Background : Over the past decade, the mainstream framework for search engines has been a multi‑stage cascade consisting of recall, coarse ranking, and fine ranking. Each stage models relevance, quality, timeliness and click‑through rate independently, and the results are merged and truncated. The rise of pre‑trained large models makes an end‑to‑end solution increasingly feasible, while user demands for differentiated, diverse and deep information have driven up compute requirements.
Goal : Build a high‑performance, extensible video search ranking framework driven by large‑model technology, reduce the entropy of the existing system, and lower long‑term operation and maintenance costs.
Key Challenges :
Architectural coupling: the ranking architecture has become tightly coupled with strategy, product logic and infrastructure, hurting development efficiency and stability.
System efficiency: the core ranking module lacks a flexible parallel‑computing framework, leading to low resource utilization during traffic troughs.
End‑to‑end evolution: how to migrate the traditional multi‑stage cascade to a single‑stage model‑centric architecture.
Overall Approach :
Decouple core ranking functions by extracting recall and summary computation from the ranking module, creating a layered system.
Introduce a flexible framework that supports serial, parallel and data‑parallel execution, enabling fine‑grained parallelism for list‑wise and item‑wise sorting.
Build a global elastic‑compute control center that dynamically allocates resources based on cluster metrics, improving utilization during low‑traffic periods and preventing overload during peaks.
Upgrade the architecture to an end‑to‑end model‑centric pipeline (Rankflow), merging coarse and fine ranking into a unified stage and leveraging large‑model inference for final ranking.
Specific measures include:
Separate the recall stage into an independent module and migrate it to a new video‑recall service.
Upgrade the graph engine to support full parallel query execution, covering request construction, cache reads and result parsing.
Componentize and plugin‑ize common strategy functions for easier understanding and maintenance.
Introduce a personalized ranking module that receives more results from the core ranking and performs additional re‑ranking.
Design a data‑parallel mode that can handle multi‑list, multi‑item sorting scenarios, which traditional serial or simple parallel modes cannot satisfy.
Implement an elastic‑compute allocation center that periodically selects optimal strategy combinations based on machine load.
The redesigned framework, named Rankflow, provides high concurrency handling of candidate result sets, supports mixed list‑item sorting, and integrates elastic resource reuse.
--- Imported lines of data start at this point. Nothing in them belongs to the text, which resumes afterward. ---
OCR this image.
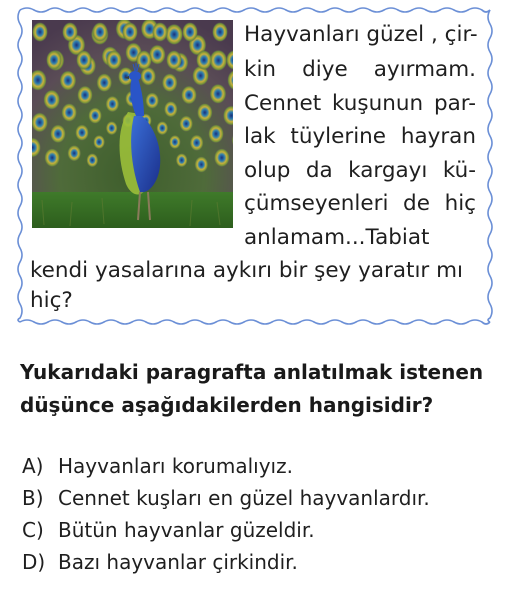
Hayvanları güzel , çir-
kin diye ayırmam.
Cennet kuşunun par-
lak tüylerine hayran
olup da kargayı kü-
çümseyenleri de hiç
anlamam...Tabiat
kendi yasalarına aykırı bir şey yaratır mı
hiç?
Yukarıdaki paragrafta anlatılmak istenen
düşünce aşağıdakilerden hangisidir?
A) Hayvanları korumalıyız.
B) Cennet kuşları en güzel hayvanlardır.
C) Bütün hayvanlar güzeldir.
D) Bazı hayvanlar çirkindir.
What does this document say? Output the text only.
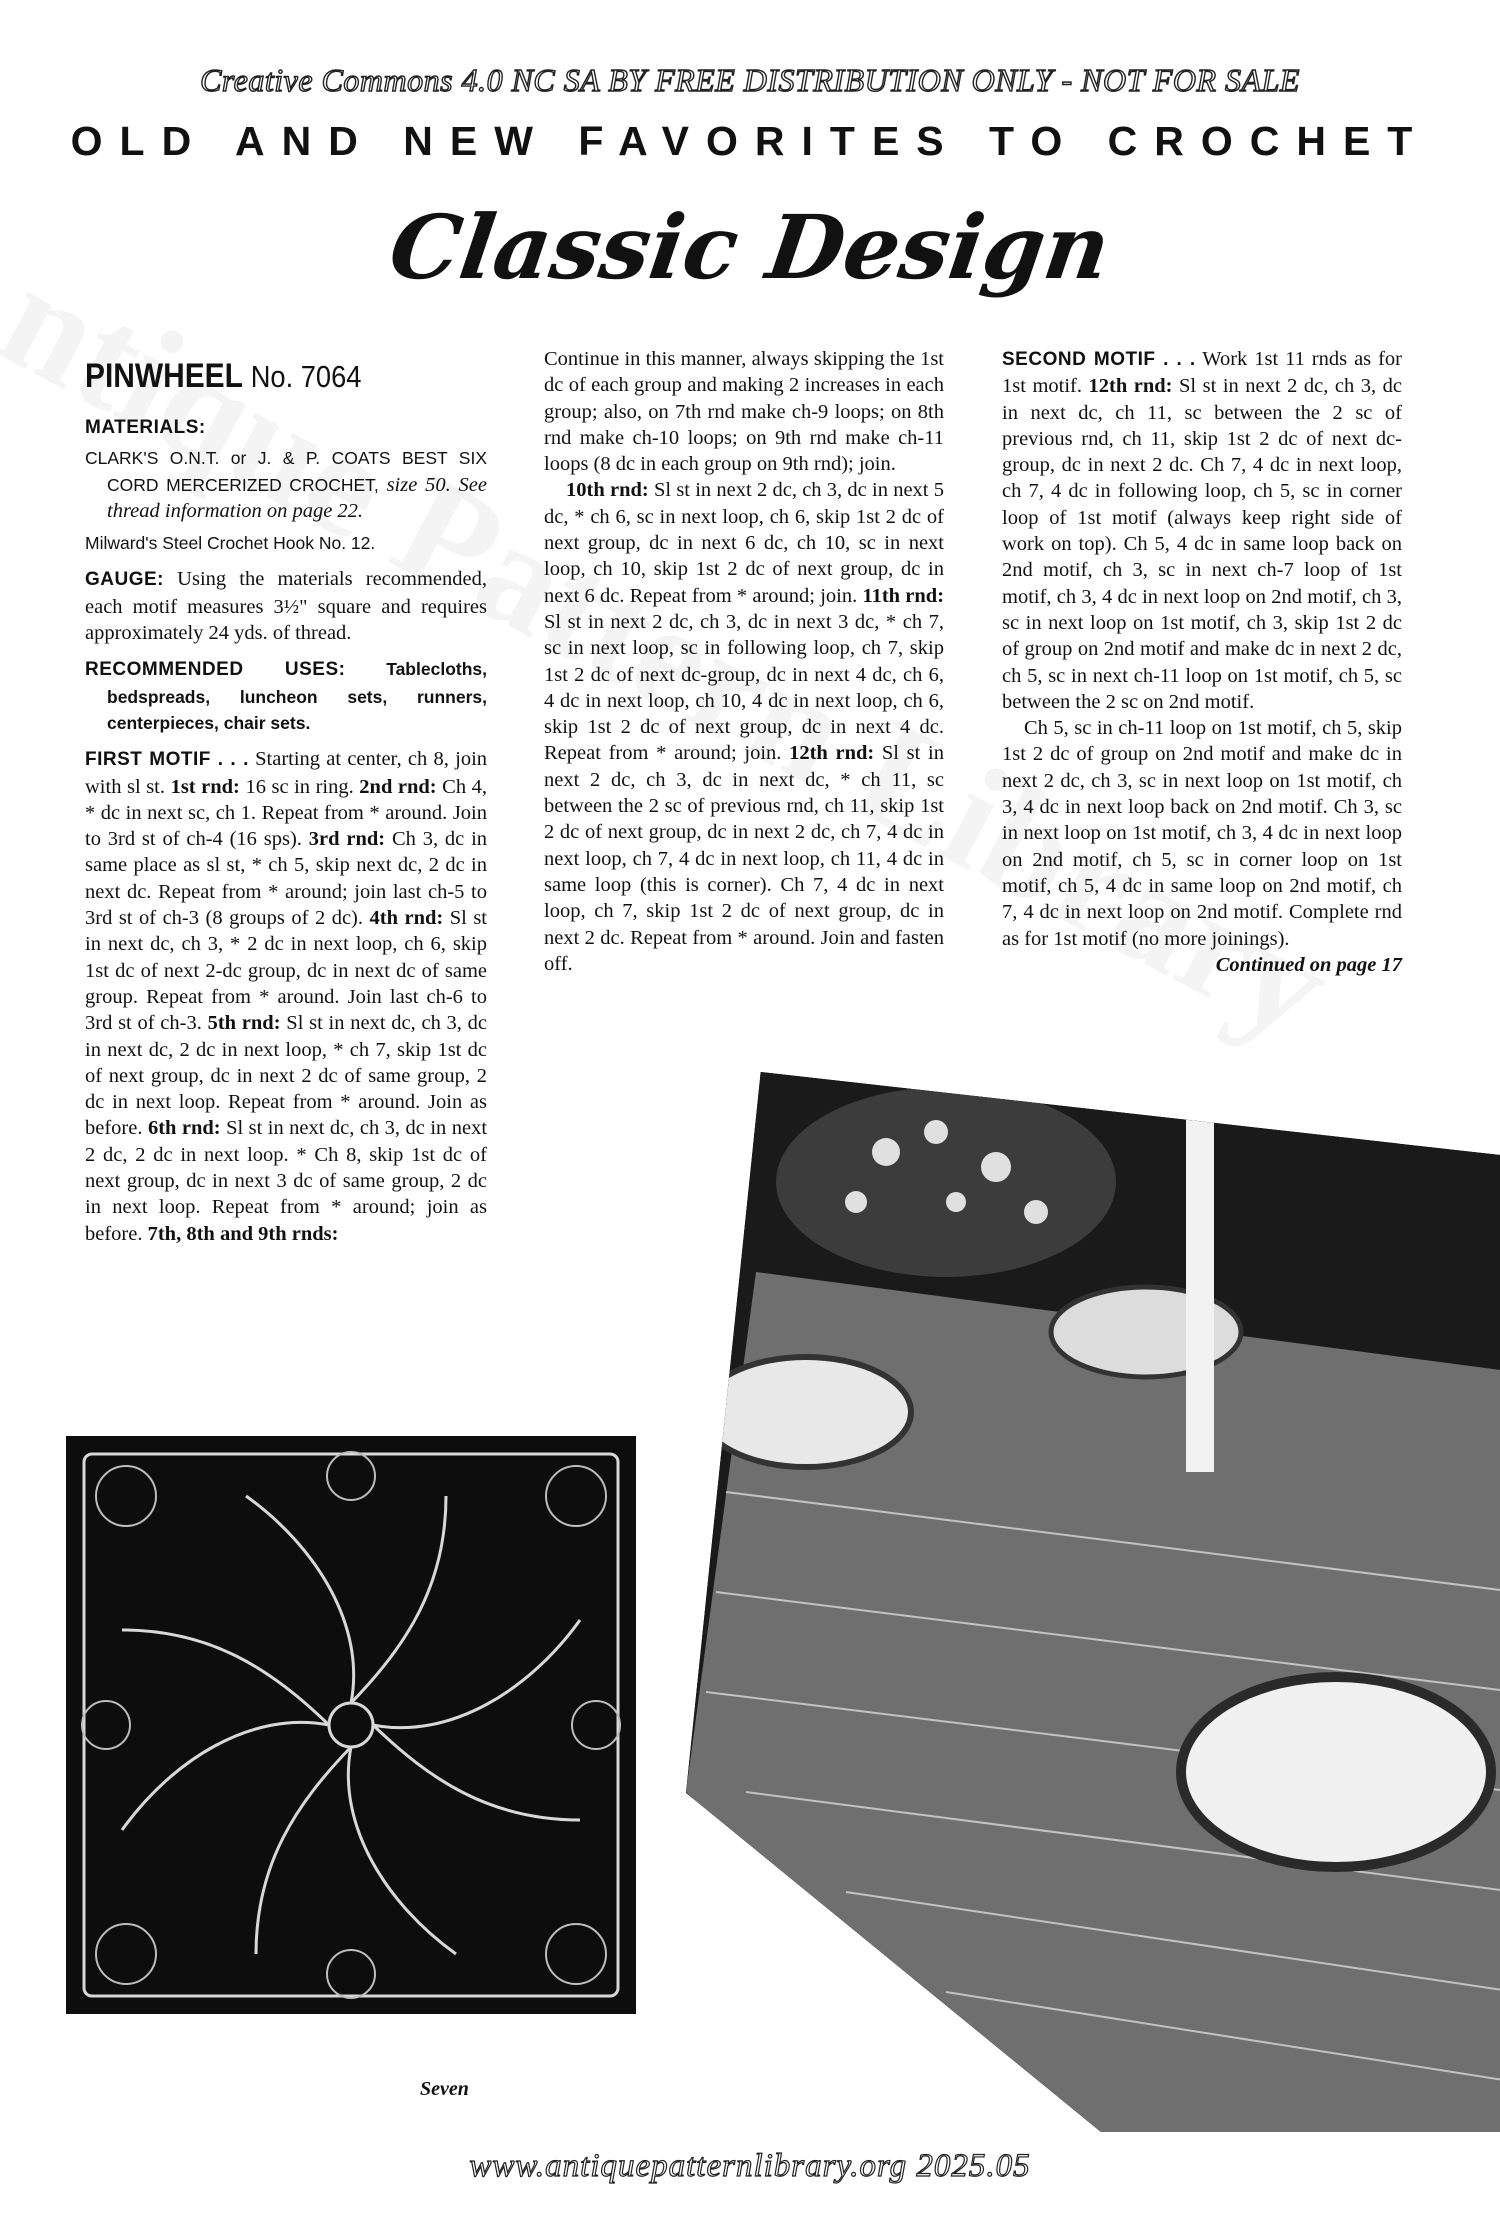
Creative Commons 4.0 NC SA BY FREE DISTRIBUTION ONLY - NOT FOR SALE
OLD AND NEW FAVORITES TO CROCHET
Classic Design
PINWHEEL No. 7064

MATERIALS:

CLARK'S O.N.T. or J. & P. COATS BEST SIX CORD MERCERIZED CROCHET, size 50. See thread information on page 22.

Milward's Steel Crochet Hook No. 12.

GAUGE: Using the materials recommended, each motif measures 3½" square and requires approximately 24 yds. of thread.

RECOMMENDED USES: Tablecloths, bedspreads, luncheon sets, runners, centerpieces, chair sets.

FIRST MOTIF . . . Starting at center, ch 8, join with sl st. 1st rnd: 16 sc in ring. 2nd rnd: Ch 4, * dc in next sc, ch 1. Repeat from * around. Join to 3rd st of ch-4 (16 sps). 3rd rnd: Ch 3, dc in same place as sl st, * ch 5, skip next dc, 2 dc in next dc. Repeat from * around; join last ch-5 to 3rd st of ch-3 (8 groups of 2 dc). 4th rnd: Sl st in next dc, ch 3, * 2 dc in next loop, ch 6, skip 1st dc of next 2-dc group, dc in next dc of same group. Repeat from * around. Join last ch-6 to 3rd st of ch-3. 5th rnd: Sl st in next dc, ch 3, dc in next dc, 2 dc in next loop, * ch 7, skip 1st dc of next group, dc in next 2 dc of same group, 2 dc in next loop. Repeat from * around. Join as before. 6th rnd: Sl st in next dc, ch 3, dc in next 2 dc, 2 dc in next loop. * Ch 8, skip 1st dc of next group, dc in next 3 dc of same group, 2 dc in next loop. Repeat from * around; join as before. 7th, 8th and 9th rnds:

Continue in this manner, always skipping the 1st dc of each group and making 2 increases in each group; also, on 7th rnd make ch-9 loops; on 8th rnd make ch-10 loops; on 9th rnd make ch-11 loops (8 dc in each group on 9th rnd); join.

10th rnd: Sl st in next 2 dc, ch 3, dc in next 5 dc, * ch 6, sc in next loop, ch 6, skip 1st 2 dc of next group, dc in next 6 dc, ch 10, sc in next loop, ch 10, skip 1st 2 dc of next group, dc in next 6 dc. Repeat from * around; join. 11th rnd: Sl st in next 2 dc, ch 3, dc in next 3 dc, * ch 7, sc in next loop, sc in following loop, ch 7, skip 1st 2 dc of next dc-group, dc in next 4 dc, ch 6, 4 dc in next loop, ch 10, 4 dc in next loop, ch 6, skip 1st 2 dc of next group, dc in next 4 dc. Repeat from * around; join. 12th rnd: Sl st in next 2 dc, ch 3, dc in next dc, * ch 11, sc between the 2 sc of previous rnd, ch 11, skip 1st 2 dc of next group, dc in next 2 dc, ch 7, 4 dc in next loop, ch 7, 4 dc in next loop, ch 11, 4 dc in same loop (this is corner). Ch 7, 4 dc in next loop, ch 7, skip 1st 2 dc of next group, dc in next 2 dc. Repeat from * around. Join and fasten off.

SECOND MOTIF . . . Work 1st 11 rnds as for 1st motif. 12th rnd: Sl st in next 2 dc, ch 3, dc in next dc, ch 11, sc between the 2 sc of previous rnd, ch 11, skip 1st 2 dc of next dc-group, dc in next 2 dc. Ch 7, 4 dc in next loop, ch 7, 4 dc in following loop, ch 5, sc in corner loop of 1st motif (always keep right side of work on top). Ch 5, 4 dc in same loop back on 2nd motif, ch 3, sc in next ch-7 loop of 1st motif, ch 3, 4 dc in next loop on 2nd motif, ch 3, sc in next loop on 1st motif, ch 3, skip 1st 2 dc of group on 2nd motif and make dc in next 2 dc, ch 5, sc in next ch-11 loop on 1st motif, ch 5, sc between the 2 sc on 2nd motif.

Ch 5, sc in ch-11 loop on 1st motif, ch 5, skip 1st 2 dc of group on 2nd motif and make dc in next 2 dc, ch 3, sc in next loop on 1st motif, ch 3, 4 dc in next loop back on 2nd motif. Ch 3, sc in next loop on 1st motif, ch 3, 4 dc in next loop on 2nd motif, ch 5, sc in corner loop on 1st motif, ch 5, 4 dc in same loop on 2nd motif, ch 7, 4 dc in next loop on 2nd motif. Complete rnd as for 1st motif (no more joinings).

Continued on page 17

Seven
www.antiquepatternlibrary.org 2025.05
Visual diagrams (omitted here) illustrate the new pipeline and the elastic‑compute subsystem.
Summary and Outlook : The layered optimization, Rankflow integration and elastic resource reuse significantly improve the performance, flexibility and maintainability of the video search ranking system. Future research directions include extending RAG (retrieval‑augmented generation) capabilities for large‑model‑enhanced search and achieving seamless end‑to‑end integration between video and universal search.